When examining why this question has mystified centuries of human minds, the base rate fallacy in behavioral economics offers an answer: We like the idea of madness predisposing greater creativity, or vice-versa, because we value “knowledge” that we already know over new information, and use our outmoded (or downright incorrect) “knowledge” as scaffolding for our nascent thoughts to develop around. We think that because Beethoven was a depressive genius, the suicidal man in room 303 of a nearby psychiatric unit may well also be a genius. We cannot rule out that he isn’t a genius, but we also have no basis upon which to presume him any smarter than anyone else.

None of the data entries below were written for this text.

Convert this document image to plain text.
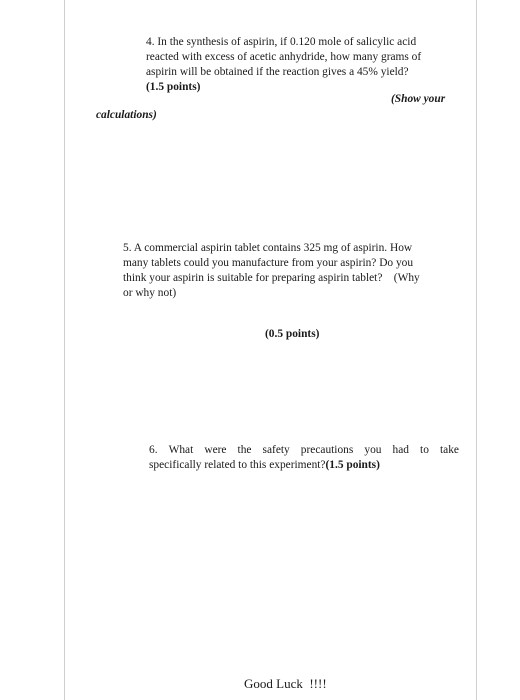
4. In the synthesis of aspirin, if 0.120 mole of salicylic acid
reacted with excess of acetic anhydride, how many grams of
aspirin will be obtained if the reaction gives a 45% yield?
(1.5 points)
(Show your
calculations)
5. A commercial aspirin tablet contains 325 mg of aspirin. How
many tablets could you manufacture from your aspirin? Do you
think your aspirin is suitable for preparing aspirin tablet?    (Why
or why not)
(0.5 points)
6. What were the safety precautions you had to take
specifically related to this experiment?(1.5 points)
Good Luck  !!!!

Even if we consider the question of a correlation between mental illness and creativity due to anecdotes that support it, we can readily refute it via the same method. As much as John Keats represents the tortured poet, coughing to death in his Roman bedroom, Wallace Stevens represents the opposite, writing Pulitzer Prize–winning poetry while working assiduously as an insurance executive.

The idea that madness brings creativity to bear is an enticing one, as it transforms the pain of mental illness from a hollow one—to one from which something beautiful may grow. Perhaps the reason this question has been considered for so long is that we find faith in it, as our private apology and absolution to those who live lives full of torment.